Itano was born in Sacramento, California. Itano attended the University of California, Berkeley where he was valedictorian of the Class of 1942. However, due to Executive Order 9066, Itano missed commencement in Berkeley after he and his family were sent to the Tanforan Assembly Center, prior to being sent to the Tule Lake internment camp. Itano was later allowed to leave camp to attend the St. Louis University medical school, earning his M.D. in 1945. He then went to graduate school at the California Institute of Technology, where he received doctorates in chemistry and physics in 1950.

==Research==

While at Caltech, Itano joined the lab of Linus Pauling and began working on sickle cell anemia, a genetic disease that Pauling was interested in.
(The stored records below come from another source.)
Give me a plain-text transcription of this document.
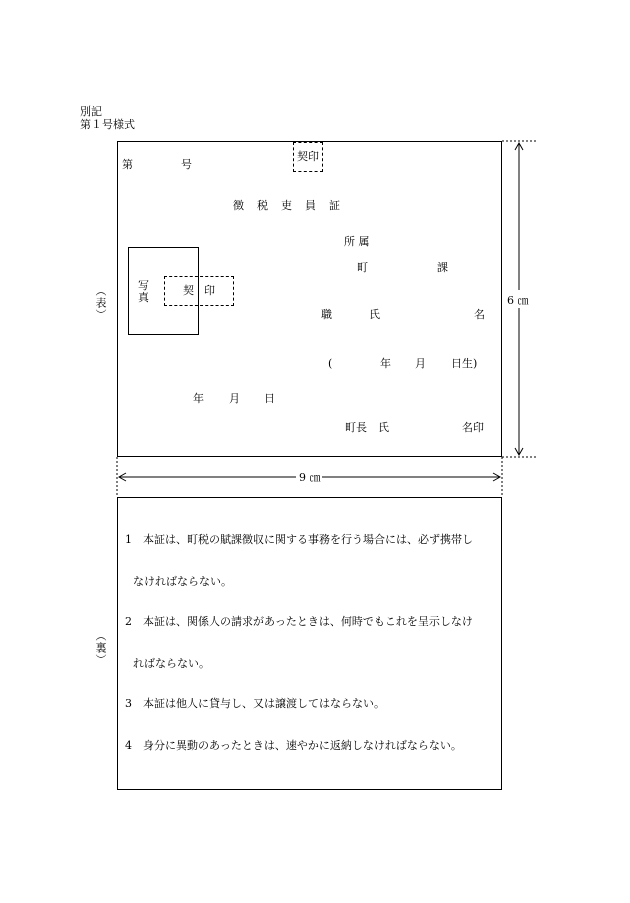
別記
第１号様式
（表）
第	号
契印
徴　税　吏　員　証
所 属
町	課
写
真
契 印
職	氏	名
(	年 月 日生)
年 月 日
町長　氏	名印
6 ㎝
9 ㎝
（裏）
1　本証は、町税の賦課徴収に関する事務を行う場合には、必ず携帯し
なければならない。
2　本証は、関係人の請求があったときは、何時でもこれを呈示しなけ
ればならない。
3　本証は他人に貸与し、又は譲渡してはならない。
4　身分に異動のあったときは、速やかに返納しなければならない。
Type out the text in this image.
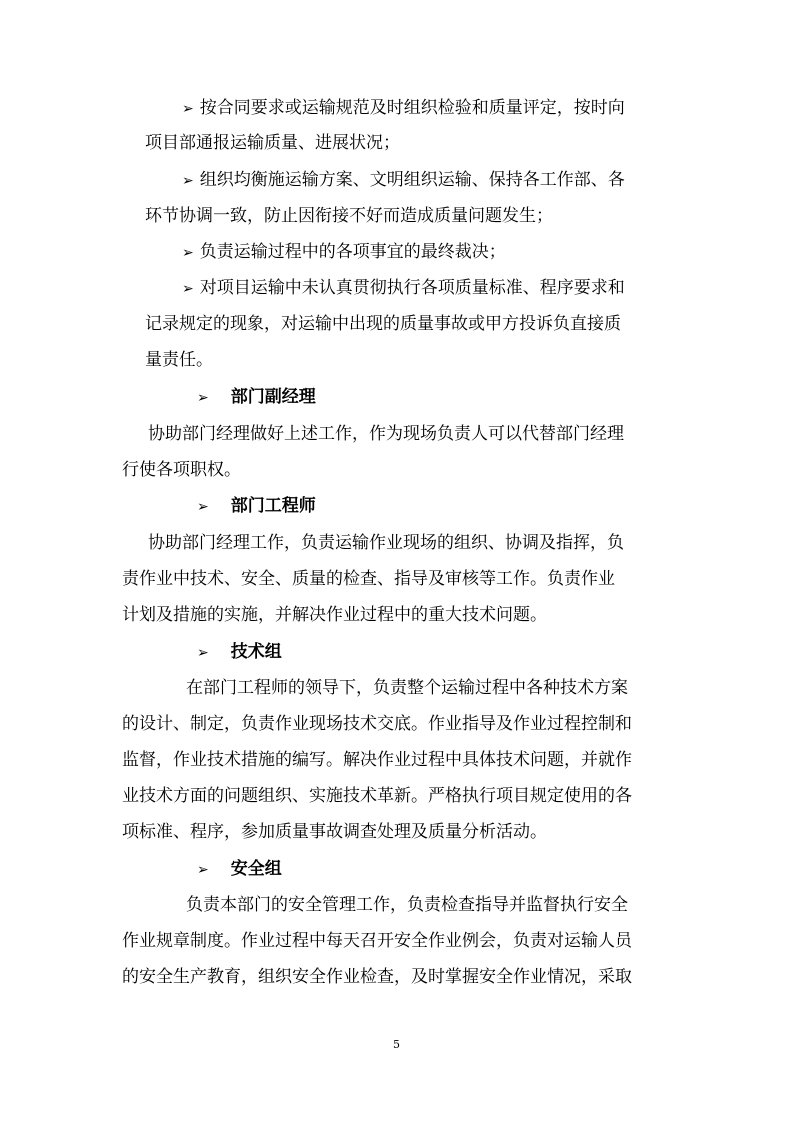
➢ 按合同要求或运输规范及时组织检验和质量评定，按时向
项目部通报运输质量、进展状况；
➢ 组织均衡施运输方案、文明组织运输、保持各工作部、各
环节协调一致，防止因衔接不好而造成质量问题发生；
➢ 负责运输过程中的各项事宜的最终裁决；
➢ 对项目运输中未认真贯彻执行各项质量标准、程序要求和
记录规定的现象，对运输中出现的质量事故或甲方投诉负直接质
量责任。
➢ 部门副经理
协助部门经理做好上述工作，作为现场负责人可以代替部门经理
行使各项职权。
➢ 部门工程师
协助部门经理工作，负责运输作业现场的组织、协调及指挥，负
责作业中技术、安全、质量的检查、指导及审核等工作。负责作业
计划及措施的实施，并解决作业过程中的重大技术问题。
➢ 技术组
在部门工程师的领导下，负责整个运输过程中各种技术方案
的设计、制定，负责作业现场技术交底。作业指导及作业过程控制和
监督，作业技术措施的编写。解决作业过程中具体技术问题，并就作
业技术方面的问题组织、实施技术革新。严格执行项目规定使用的各
项标准、程序，参加质量事故调查处理及质量分析活动。
➢ 安全组
负责本部门的安全管理工作，负责检查指导并监督执行安全
作业规章制度。作业过程中每天召开安全作业例会，负责对运输人员
的安全生产教育，组织安全作业检查，及时掌握安全作业情况，采取
5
Pauling was convinced that sickle cell disease was caused by defective hemoglobin, and set Itano to find out what made sickle cell hemoglobin chemically different. After failing with a number of other techniques, Itano succeeded in differentiating normal and sickle cell hemoglobins using moving boundary electrophoresis. He used an apparatus designed by Stanley M. Swingle, a variation on the original apparatus of electrophoresis pioneer Arne Tiselius. He found that, under certain conditions, sickle cell hemoglobin is positively charged while normal hemoglobin is not, creating a difference in electrophoretic mobility. By 1956, Vernon Ingram had determined that this was caused by a single difference in peptide sequence, which by 1958 he determined to be a valine in the sickle cell mutant hemoglobin in place of glutamic acid in normal hemoglobin A.

Itano's subsequent work brought the new field of "molecular medicine" to other genetic and blood diseases. In 1954, he won the Eli Lilly Award in Biological Chemistry, and in 1972 he won the Martin Luther King Jr. Medical Achievement Award, recognizing his sickle cell work.